The INSLM has called for a new statutory office to be established within the AAT, called the Investigatory Powers Commissioner. This Commissioner would be a retired judge from the Federal Court or a state or territory Supreme Court, appointed by the Governor-General on the advice of the Attorney-General.
The Commissioner would have a “dual-hatted” role, serving as a part-time president within the AAT and the designated head of the Investigatory Powers Department. A number of “eminent, independent technical experts” would also be appointed as part-time members to assist with the authorisation process.
The new Commissioner would approve the issuing of encryption-busting notices after hearing submissions and receiving evidence from the agency and tech company involved.
This would mean the question of whether an encryption notice is proportionate and reasonable would be considered by an independent judicial authority with technical advice and assistance, Dr Renwick said.
“The independence engenders the necessary trust in the minds of the members of the public that the powers are being exercised in a manner that is no more than is necessary,” Dr Renwick said in his report.
“It was almost unanimously agreed in non-government submissions that these notices should be authorised by either an independent tribunal member or a judicial officer and subject to meaningful judicial review once issued.”
The national security legislation monitor also said that the power to issue these anti-encryption notices must be extended to integrity and anti-corruption agencies, while a new definition of “systemic weakness” is needed.
The current definitions in the Act of “systemic weakness” and “systemic vulnerability” are “overlapping, create confusion and are not fit for purpose”, Dr Renwick found, and reference to “systemic vulnerability” should be scrapped entirely as it is “redundant”.

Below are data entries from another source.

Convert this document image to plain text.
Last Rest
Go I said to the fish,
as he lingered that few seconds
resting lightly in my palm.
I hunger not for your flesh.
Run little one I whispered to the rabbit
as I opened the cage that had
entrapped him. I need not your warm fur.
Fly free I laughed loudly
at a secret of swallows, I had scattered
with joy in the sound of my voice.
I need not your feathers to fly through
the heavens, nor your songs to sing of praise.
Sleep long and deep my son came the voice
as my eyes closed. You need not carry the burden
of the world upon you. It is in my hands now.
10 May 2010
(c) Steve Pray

The legislation should also be amended to ensure that the “serious Australian offence” that allows for the use of the encryption powers should not include an offence carrying with it a jail time of three years’ or less.
The recommendations in the INSLM fall largely in line with those called for by the Opposition in amendments moved in the Senate earlier this year. They will also likely be supported by members of the digital and civil rights community, although the first preference for many was for the legislation to be scrapped entirely.
Dr Renwick made it clear early on in his investigation that he wouldn’t be calling for the legislation to be rescinded, and in the report said he accepted the need for authorities and agencies to gain new powers to counter the difficulties of “going dark”, with criminals using encryption to avoid detection online.
“I am satisfied from the evidence I have received from intelligence, police and integrity agencies that encryption of content and, to a lesser extent, metadata, has made their essential tasks significantly more difficult, and in some instances impossible. I accept the necessity of a legislative response to ‘going dark’,” Dr Renwick said.
“I reject the notion that there is a binary choice that must be made between the effectiveness of agencies’ surveillance powers in the digital age on the one hand and the security of the internet on the other. Rather, I conclude that what is necessary is a law which allows agencies to meet technological challenges, such as those caused by encryption, but in a proportionate way and with proper rights protection.
“Essentially, this can be done by updating traditional safeguards to meet those same technological challenges – notably, those who are trusted to authorise intrusive search and surveillance powers must be able to understand the technological context in which those powers operate and their consequences.”
The INSLM report will now inform the PJCIS’ own investigation into the encryption laws, which is due to report by 30 September. It’s unlikely the federal government will respond to the INSLM report or look at any amendments to the Act until the PJCIS has tabled its own report on the matter.